Here is a handout for a presentation I gave on "Galilean Idealization" by Ernan McMullin. I tried to keep it as one, double-sided page for the sake of ease. As a result, much of the presentation was "off the paper." Thankly, this classic essay lends itself to a short summary of the distinctions the author makes. I might suggest reading the essay along with the handout, however, if you are struggling with either the essay or the handout.
I did take the WordDoc I wrote this in and dropped it into ChatGPT in order to format it for the blog. As a result, there's a couple odd formating choices that I am too lazy to fix now.
“Galilean Idealization,” Ernan McMullin
Bob’s question: How can models explain or be successful if they are false?
Idealization
Idealization involves simplifications for the goal of making a problem more computable or tractable.
Galilean idealizations can be understood in two ways:
- The techniques Galileo used for idealization.
- The idealization of a simpler problem that serves as an analogue of the original, making the problem more tractable.
The second sense expresses a distortion of the subject—a “departure from truth”—distinctive of the Galilean method.
Models
For McMullin, models are postulated structures of elements, relations, and properties. Every model must idealize—for example, by simplifying the phenomenon to be explained or by leaving out some physical detail.
McMullin aims to show us different methods of idealization and how they might nonetheless be getting something right.
1. Mathematical Idealization
Mathematical idealization uses mathematical formalisms to capture (i.e., represent) a physical situation, with the hope of capturing the “essentials” of that situation.
- Complexity and “impediments” motivate idealization, but McMullin is optimistic about the prospects of mathematical representation.
There is a distinction between physical semantics (meaning) and mathematical syntax (rules).

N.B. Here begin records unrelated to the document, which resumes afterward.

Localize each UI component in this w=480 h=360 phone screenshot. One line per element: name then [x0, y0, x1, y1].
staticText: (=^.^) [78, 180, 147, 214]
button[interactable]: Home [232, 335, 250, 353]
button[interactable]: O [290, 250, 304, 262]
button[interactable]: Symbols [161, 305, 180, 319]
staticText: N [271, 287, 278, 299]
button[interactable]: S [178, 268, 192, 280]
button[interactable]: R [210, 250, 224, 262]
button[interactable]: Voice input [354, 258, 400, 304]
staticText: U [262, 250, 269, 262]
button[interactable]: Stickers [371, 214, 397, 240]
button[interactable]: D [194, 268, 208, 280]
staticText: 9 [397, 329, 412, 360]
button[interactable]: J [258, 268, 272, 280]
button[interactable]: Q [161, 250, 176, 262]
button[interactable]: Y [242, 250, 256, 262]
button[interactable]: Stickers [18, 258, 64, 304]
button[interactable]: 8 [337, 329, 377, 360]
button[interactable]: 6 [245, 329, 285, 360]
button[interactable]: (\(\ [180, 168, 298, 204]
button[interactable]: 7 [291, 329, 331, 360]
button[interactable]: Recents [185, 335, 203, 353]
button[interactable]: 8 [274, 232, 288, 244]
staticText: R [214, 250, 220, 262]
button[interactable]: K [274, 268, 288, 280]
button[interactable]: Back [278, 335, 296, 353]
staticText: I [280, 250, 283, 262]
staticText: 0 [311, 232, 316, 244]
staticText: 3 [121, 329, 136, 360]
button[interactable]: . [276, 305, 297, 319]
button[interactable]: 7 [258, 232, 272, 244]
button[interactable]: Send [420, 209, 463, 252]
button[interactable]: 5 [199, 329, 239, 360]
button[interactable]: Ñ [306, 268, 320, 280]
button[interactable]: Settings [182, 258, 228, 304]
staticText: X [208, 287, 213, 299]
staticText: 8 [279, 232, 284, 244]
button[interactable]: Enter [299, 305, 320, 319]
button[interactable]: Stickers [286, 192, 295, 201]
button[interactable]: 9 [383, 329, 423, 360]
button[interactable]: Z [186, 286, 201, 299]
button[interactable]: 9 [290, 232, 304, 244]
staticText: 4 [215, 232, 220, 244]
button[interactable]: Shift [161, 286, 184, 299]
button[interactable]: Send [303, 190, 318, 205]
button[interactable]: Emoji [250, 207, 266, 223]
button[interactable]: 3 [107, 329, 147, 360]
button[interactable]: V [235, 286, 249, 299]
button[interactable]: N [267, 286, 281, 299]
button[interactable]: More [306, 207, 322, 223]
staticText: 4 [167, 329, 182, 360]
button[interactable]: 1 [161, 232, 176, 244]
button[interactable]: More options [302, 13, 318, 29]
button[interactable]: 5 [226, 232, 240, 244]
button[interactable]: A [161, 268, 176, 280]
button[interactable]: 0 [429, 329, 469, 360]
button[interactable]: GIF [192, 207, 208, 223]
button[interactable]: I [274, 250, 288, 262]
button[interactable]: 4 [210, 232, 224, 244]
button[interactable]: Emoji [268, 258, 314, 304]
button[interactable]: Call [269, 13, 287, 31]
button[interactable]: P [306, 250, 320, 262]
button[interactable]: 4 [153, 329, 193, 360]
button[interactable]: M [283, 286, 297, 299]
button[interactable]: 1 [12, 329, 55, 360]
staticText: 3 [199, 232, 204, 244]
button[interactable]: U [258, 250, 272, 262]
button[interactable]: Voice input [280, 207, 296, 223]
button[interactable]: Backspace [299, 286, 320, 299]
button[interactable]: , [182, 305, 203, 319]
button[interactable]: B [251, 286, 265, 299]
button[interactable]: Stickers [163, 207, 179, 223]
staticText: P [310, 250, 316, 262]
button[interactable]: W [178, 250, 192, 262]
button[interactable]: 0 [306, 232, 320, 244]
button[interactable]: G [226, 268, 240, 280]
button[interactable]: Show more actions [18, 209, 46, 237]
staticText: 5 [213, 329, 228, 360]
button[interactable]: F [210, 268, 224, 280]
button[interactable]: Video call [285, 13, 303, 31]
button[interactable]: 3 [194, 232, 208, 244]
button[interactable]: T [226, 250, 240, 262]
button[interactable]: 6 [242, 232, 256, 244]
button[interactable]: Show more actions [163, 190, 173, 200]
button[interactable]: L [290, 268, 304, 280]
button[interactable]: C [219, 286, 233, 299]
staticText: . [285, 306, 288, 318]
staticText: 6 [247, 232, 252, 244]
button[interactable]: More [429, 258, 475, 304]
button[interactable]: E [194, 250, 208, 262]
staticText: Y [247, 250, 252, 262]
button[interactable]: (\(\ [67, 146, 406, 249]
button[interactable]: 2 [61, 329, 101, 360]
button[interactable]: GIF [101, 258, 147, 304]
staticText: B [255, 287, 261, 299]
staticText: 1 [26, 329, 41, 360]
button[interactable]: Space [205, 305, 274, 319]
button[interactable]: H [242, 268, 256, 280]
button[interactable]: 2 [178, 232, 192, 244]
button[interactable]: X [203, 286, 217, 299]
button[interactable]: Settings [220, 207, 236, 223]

This raises the question: Is there a physicalization of mathematics?
2. Construct Idealization
Construct idealizations concern our conceptual representation of the object, whereas causal idealizations concern the problem situation itself. Construct idealizations focus on how we represent the objects relevant to explanation and prediction.
McMullin distinguishes two notions of construct idealization, which matters for how we might add features back into models.
2.1 Formal Idealization
Formal idealization removes features relevant to explanation, or simplifies the (possibly essential) structure of the object.
Example: Assuming an elliptic orbit is circular.
De-idealizing: Adding features back into formally idealized models may allow them to capture more of the phenomenon. If so, this supports a moderate version of scientific realism.
2.2 Material Idealization
Material idealization removes features deemed irrelevant to the explanation. While the construct could be further specified, this is unnecessary for explanatory purposes.
Example: Treating atomic nuclei as simple balls without internal structure.
De-idealizing: Adding features back into materially idealized models without changing their explanatory success suggests that the original model got something right.
3. Causal Idealization
Causal idealization operates on the problem situation itself by removing surrounding circumstances to simplify analysis.
McMullin highlights an important methodological insight in the history of thought:
“Complex causal situations can only be understood by first taking the causal lines separately and then combining them.” (p. 265)
Example: Vector decomposition. Other causes are treated as impediments.
De-idealizing: Adding causes back into the analysis.
3.1 Subjunctive vs. Non-Subjunctive Idealization
Some causal idealizations isolate causal lines through literal experiments (non-subjunctive).
Example: Galileo’s acceleration experiments.
Other causal idealizations isolate causal lines through thought experiments (subjunctive).
Example: Imagining Aristotelian substances tied together.
Some subjunctive idealizations are possible only in thought, while others are readily testable.
Examples: Tying Aristotelian substances together versus frictionless planes.
Response to Cartwright
Roughly: In experiments, causes can be isolated, and idealizing in the causal sense may generate laws. Since the composition of causes remains permissible, causal idealization remains a viable method. Cartwright needs to resist this composition of causes line.
Discussion Questions
- Can McMullin’s arguments for realism be turned around? Is he instead showing that models can be false in many ways yet still account for phenomena?
- What is going on with the mathematical reduction argument?
- What is the difference between idealization and abstraction?
- What is the relation between Galilean and Aristotelian idealization?